Review Card 7
The Progressive Movement
Progressivism flourished from 1890 until the outbreak of World War I.
The aim of Progressivism was to remedy the injustices that had resulted from America’s rapid
industrialization. They wanted to fight corruption and restore economic opportunities.
Progressives believed in using government power to correct these abuses.
Roots of Progressivism
1. Many new problems created by industrial society needed to be addressed:
Brutal working conditions
Environmental exploitation
Urban overcrowding
Extreme inequalities of wealth
Child labor
Defective, substandard consumer products
2. Reform Movements: Reform has been a continuing process in American history, based on the belief that society can be made better. Reformers try to improve society, leading to social change.
3. The legacy of the Populists: Progressives adopted many of their ideas.
4. The influence of the middle class:
Progressivism was middle class, urban, and nationwide.
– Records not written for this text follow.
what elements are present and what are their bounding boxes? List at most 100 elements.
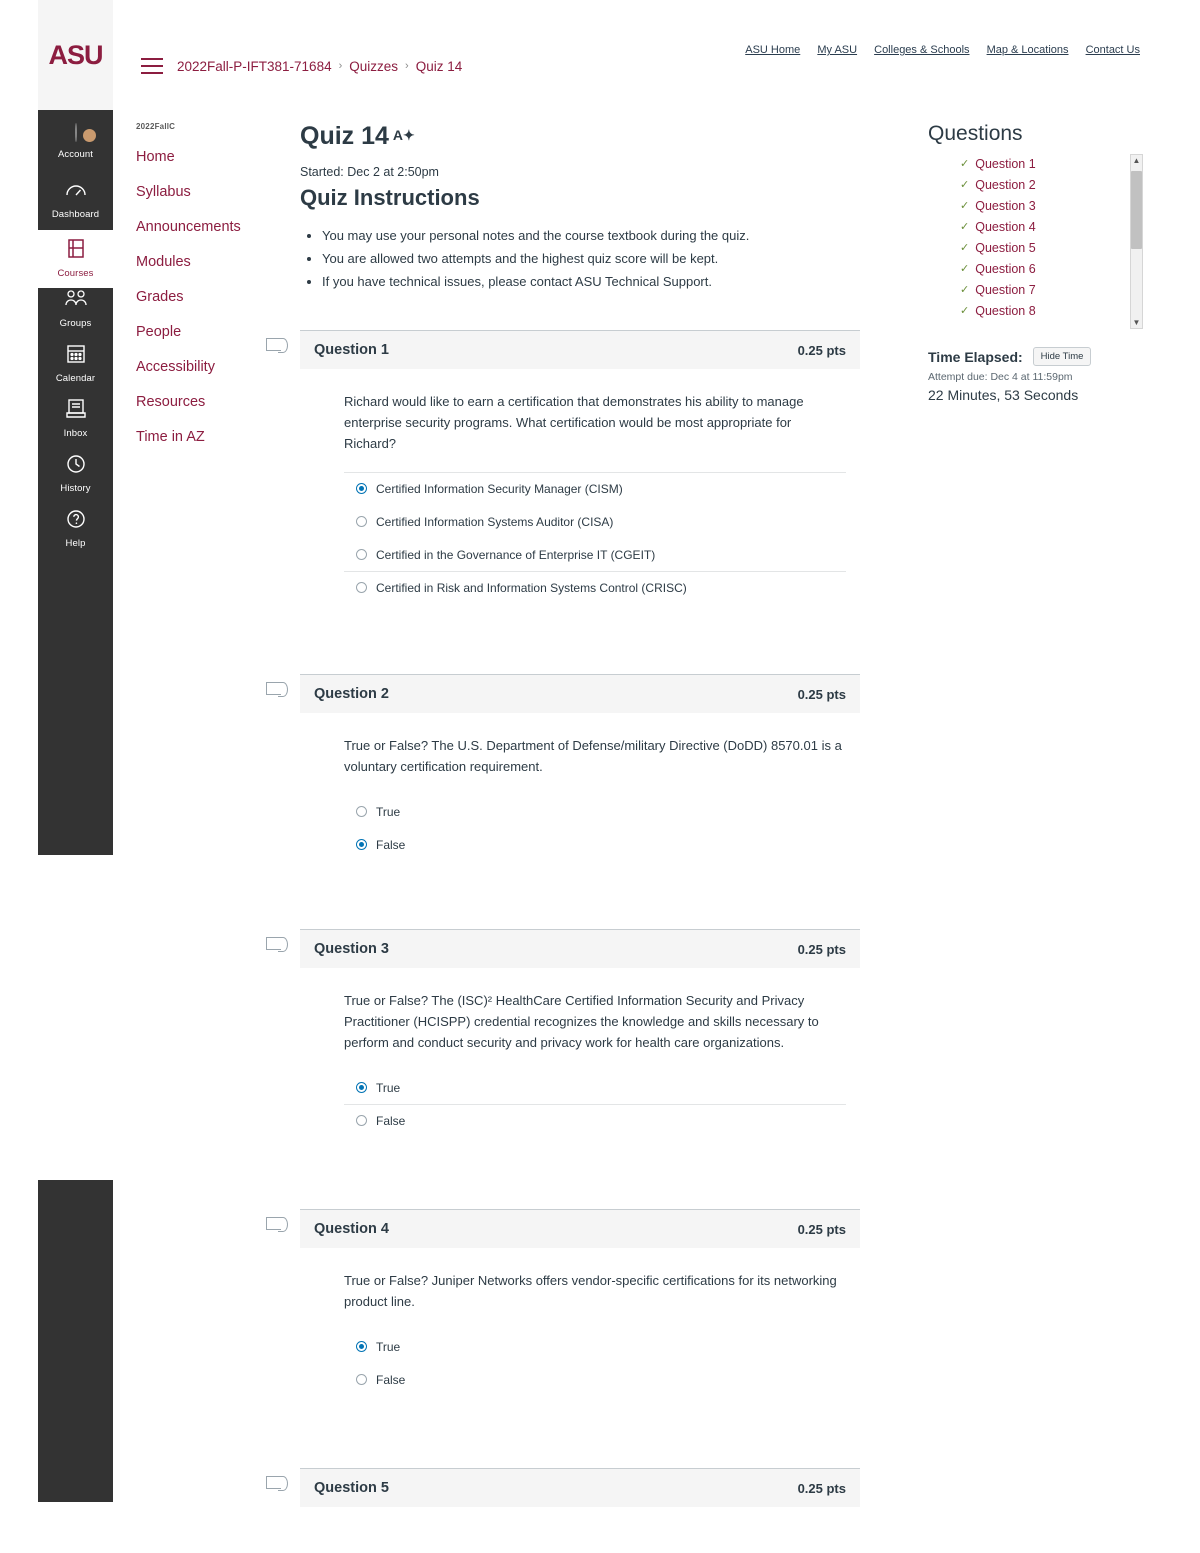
answer-option[interactable]: False bbox=[344, 1104, 846, 1137]
breadcrumb-item-course[interactable]: 2022Fall-P-IFT381-71684 bbox=[177, 59, 332, 74]
answer-label: False bbox=[376, 1373, 406, 1387]
breadcrumb-item-quizzes[interactable]: Quizzes bbox=[349, 59, 398, 74]
question-link-label: Question 6 bbox=[975, 262, 1036, 276]
radio-button[interactable] bbox=[356, 483, 367, 494]
course-nav-item-announcements[interactable]: Announcements bbox=[136, 219, 286, 236]
course-nav-item-syllabus[interactable]: Syllabus bbox=[136, 184, 286, 201]
answer-option[interactable]: True bbox=[344, 1071, 846, 1104]
question-link-8[interactable]: ✓ Question 8 bbox=[960, 301, 1143, 322]
global-nav-item-groups[interactable]: Groups bbox=[38, 287, 113, 329]
question-link-6[interactable]: ✓ Question 6 bbox=[960, 259, 1143, 280]
question-points: 0.25 pts bbox=[797, 686, 846, 702]
question-link-label: Question 8 bbox=[975, 304, 1036, 318]
global-nav-label-dashboard: Dashboard bbox=[51, 209, 100, 220]
global-navigation: ASU Account Dashboard Courses Groups Cal… bbox=[38, 0, 113, 1553]
global-nav-label-inbox: Inbox bbox=[63, 428, 88, 439]
question-body: True or False? The U.S. Department of De… bbox=[300, 713, 860, 861]
global-nav-item-dashboard[interactable]: Dashboard bbox=[38, 178, 113, 220]
answer-option[interactable]: False bbox=[344, 828, 846, 861]
question-points: 0.25 pts bbox=[797, 941, 846, 957]
radio-button[interactable] bbox=[356, 549, 367, 560]
utility-links: ASU Home My ASU Colleges & Schools Map &… bbox=[745, 44, 1140, 56]
course-nav-item-grades[interactable]: Grades bbox=[136, 289, 286, 306]
course-nav-item-time-in-az[interactable]: Time in AZ bbox=[136, 429, 286, 446]
time-section: Time Elapsed: Hide Time Attempt due: Dec… bbox=[928, 347, 1143, 403]
global-nav-item-calendar[interactable]: Calendar bbox=[38, 342, 113, 384]
flag-question-icon[interactable] bbox=[266, 1216, 288, 1232]
question-body: Richard would like to earn a certificati… bbox=[300, 369, 860, 604]
radio-button[interactable] bbox=[356, 1374, 367, 1385]
global-nav-item-history[interactable]: History bbox=[38, 452, 113, 494]
answer-option[interactable]: False bbox=[344, 1363, 846, 1396]
answer-option[interactable]: True bbox=[344, 795, 846, 828]
global-nav-label-history: History bbox=[60, 483, 91, 494]
radio-button[interactable] bbox=[356, 1115, 367, 1126]
flag-question-icon[interactable] bbox=[266, 1475, 288, 1491]
groups-people-icon bbox=[38, 287, 113, 317]
check-icon: ✓ bbox=[960, 305, 970, 317]
radio-button[interactable] bbox=[356, 806, 367, 817]
question-header: Question 2 0.25 pts bbox=[300, 674, 860, 713]
question-name: Question 2 bbox=[314, 686, 389, 702]
global-nav-item-inbox[interactable]: Inbox bbox=[38, 397, 113, 439]
utility-link-my-asu[interactable]: My ASU bbox=[817, 44, 857, 56]
question-name: Question 3 bbox=[314, 941, 389, 957]
radio-button[interactable] bbox=[356, 1341, 367, 1352]
answer-option[interactable]: Certified Information Systems Auditor (C… bbox=[344, 505, 846, 538]
instruction-item: You are allowed two attempts and the hig… bbox=[322, 248, 860, 269]
radio-button[interactable] bbox=[356, 1082, 367, 1093]
utility-link-asu-home[interactable]: ASU Home bbox=[745, 44, 800, 56]
question-link-label: Question 3 bbox=[975, 199, 1036, 213]
global-nav-item-help[interactable]: Help bbox=[38, 507, 113, 549]
answer-list: True False bbox=[344, 795, 846, 861]
answer-list: True False bbox=[344, 1071, 846, 1137]
answer-label: True bbox=[376, 1340, 401, 1354]
answer-option[interactable]: True bbox=[344, 1330, 846, 1363]
answer-option[interactable]: Certified in Risk and Information System… bbox=[344, 571, 846, 604]
question-link-7[interactable]: ✓ Question 7 bbox=[960, 280, 1143, 301]
flag-question-icon[interactable] bbox=[266, 936, 288, 952]
scroll-up-arrow-icon[interactable]: ▲ bbox=[1131, 155, 1142, 166]
breadcrumb-item-quiz[interactable]: Quiz 14 bbox=[416, 59, 463, 74]
answer-option[interactable]: Certified in the Governance of Enterpris… bbox=[344, 538, 846, 571]
utility-link-colleges-schools[interactable]: Colleges & Schools bbox=[874, 44, 969, 56]
question-list-scrollbar[interactable]: ▲ ▼ bbox=[1130, 154, 1143, 329]
instruction-item: You may use your personal notes and the … bbox=[322, 225, 860, 246]
radio-button[interactable] bbox=[356, 839, 367, 850]
question-header: Question 5 0.25 pts bbox=[300, 1468, 860, 1507]
hamburger-menu-icon[interactable] bbox=[141, 58, 163, 74]
check-icon: ✓ bbox=[960, 242, 970, 254]
scroll-down-arrow-icon[interactable]: ▼ bbox=[1131, 317, 1142, 328]
course-nav-item-resources[interactable]: Resources bbox=[136, 394, 286, 411]
question-link-2[interactable]: ✓ Question 2 bbox=[960, 175, 1143, 196]
asu-logo[interactable]: ASU bbox=[38, 0, 113, 110]
inbox-tray-icon bbox=[38, 397, 113, 427]
course-nav-item-home[interactable]: Home bbox=[136, 149, 286, 166]
answer-option[interactable]: Certified Information Security Manager (… bbox=[344, 472, 846, 505]
question-link-3[interactable]: ✓ Question 3 bbox=[960, 196, 1143, 217]
history-clock-icon bbox=[38, 452, 113, 482]
utility-link-map-locations[interactable]: Map & Locations bbox=[987, 44, 1069, 56]
check-icon: ✓ bbox=[960, 179, 970, 191]
answer-label: False bbox=[376, 838, 406, 852]
utility-link-contact-us[interactable]: Contact Us bbox=[1086, 44, 1140, 56]
course-nav-item-accessibility[interactable]: Accessibility bbox=[136, 359, 286, 376]
question-link-5[interactable]: ✓ Question 5 bbox=[960, 238, 1143, 259]
question-link-4[interactable]: ✓ Question 4 bbox=[960, 217, 1143, 238]
hide-time-button[interactable]: Hide Time bbox=[1032, 347, 1092, 366]
global-nav-item-courses[interactable]: Courses bbox=[38, 232, 113, 286]
radio-button[interactable] bbox=[356, 516, 367, 527]
asu-logo-text: ASU bbox=[48, 39, 103, 70]
question-block: Question 1 0.25 pts Richard would like t… bbox=[266, 330, 860, 604]
global-nav-item-account[interactable]: Account bbox=[38, 118, 113, 160]
course-nav-item-modules[interactable]: Modules bbox=[136, 254, 286, 271]
answer-label: Certified in Risk and Information System… bbox=[376, 581, 687, 595]
question-link-1[interactable]: ✓ Question 1 bbox=[960, 154, 1143, 175]
scrollbar-thumb[interactable] bbox=[1131, 171, 1142, 249]
page-title: Quiz 14 A✦ bbox=[300, 120, 860, 151]
flag-question-icon[interactable] bbox=[266, 337, 288, 353]
course-nav-item-people[interactable]: People bbox=[136, 324, 286, 341]
flag-question-icon[interactable] bbox=[266, 681, 288, 697]
answer-label: Certified Information Systems Auditor (C… bbox=[376, 515, 614, 529]
radio-button[interactable] bbox=[356, 582, 367, 593]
This was in contrast to Populism, which was
rural and had its main support in the South and West.
Progressive leaders were generally members of the professional classes: professors, lawyers, doctors, religious ministers, and writers. They were supported by the lower middle-classes: technicians, clerical workers, small business owners, and service personnel.
5. The “Social Gospel” movement: Progressives often acted out of a sense of moral responsibility based on religion. Protestant ministers of the Social Gospel movement inspired the Progressives. Churches often provided services to the poor.
6. New forms of journalism: The “Muckrakers” were reporters who gave widespread exposure to the abuses of industrial society and stimulated the desire for reform.
7. Rising consumer consciousness: Progressives believed that government intervention was needed to control the market and ensure that mass-produced goods, especially food and drugs, were safe.
8. Progressives favored the women’s suffrage movement (giving women the right to vote), social change (changes to improve society), and the regulation of Big Business. They joined reform movements (groups demanding change) and formed nongovernmental organizations (private groups) to achieve these goals.
The Early Progressives
Muckrakers published articles in magazines and newspapers exposing abuses and corruption and stimulating a public outcry for reform. For example, Ida Tarbell exposed the unfair business practices of Rockefeller in her History of the Standard Oil Company. Upton Sinclair exposed the unhealthy practices of the meat-packing industry in The Jungle.
Social reformers like Jane Addams established settlement houses for the poor, where middle class reformers lived alongside immigrants and the poor and provided them with services like education. Others formed nongovernmental organizations (associations and clubs) to promote social change, such as the National Woman Suffrage Association, the NAACP and the Anti-Defamation League.
Municipal reformers cleaned up city government by eliminating political machines and introducing new forms of local government such as by a commission or a professional city manager
Progressive Reforms in State Government
Progressives elected state governors and legislators to promote reforms. One example was Governor Napoleon Broward of Florida.
Progressive Political Reforms
Initiative: voters could directly introduce bills into
the state legislature.
Referendum: voters could repeal a law passed by
the legislature.
Recall: voters could dismiss elected officials in a
special election.
Secret ballot
Direct primary: party members voted on candidates
to represent their party in running for office.
Direct election of U.S. Senators:17th Amendment
Women’s suffrage movement: many individual states gave women the right to vote.
Progressive Social and Economic Reforms
Many state governments also passed the following:
Laws regulating conditions in urban housing
Child labor laws
Laws regulating safety and health in factories
Workers’ compensation for work-related injuries
Laws limiting the number of hours that women could work in factories
Laws conserving natural resources and wild life: in Florida, their actions later led to protection of the Everglades
Laws prohibiting the sale of alcohol (Temperance Movement)
The Progressive Presidents
Theodore Roosevelt (1901–1909)
Believed the President was the steward of the people’s interests and expanded the President's powers.
His efforts were meant to give Americans a “Square Deal,” especially in natural resource conservation, control
of corporations and protection of the consumers through
government regulation of food and drugs:
• Meat Inspection Act and Pure Food and Drug Act
• Trust buster: “good” vs. “bad” trusts. He tried to break up trusts that acted against the public interest.
• 1902 Coal Strike: intervened to settle the dispute and get coal to consumers.
• Conservation: created new national parks and monuments; formed the National Conservation Commission.
William Howard Taft (1909–1913)
Continued many of Roosevelt’s policies, but was a clumsy politician and later came into conflict with Roosevelt.
Introduced 16th Amendment, making a federal tax on individual incomes possible.
Election of 1912: Republicans divided between Taft and Roosevelt’s new Progressive Party—gave Democrats the election.
Woodrow Wilson (1913–1921)
His “New Freedom” attacked the “triple wall of privilege”: banks, tariffs and trusts.
Lowered tariffs, introduced the graduated income tax, created the Federal Reserve System (1913), and strengthened antitrust legislation with the Clayton Antitrust Act.
Passed a federal law prohibiting child labor in 1916, which the Supreme Court declared unconstitutional.
Progressive Era came to an end with World War I.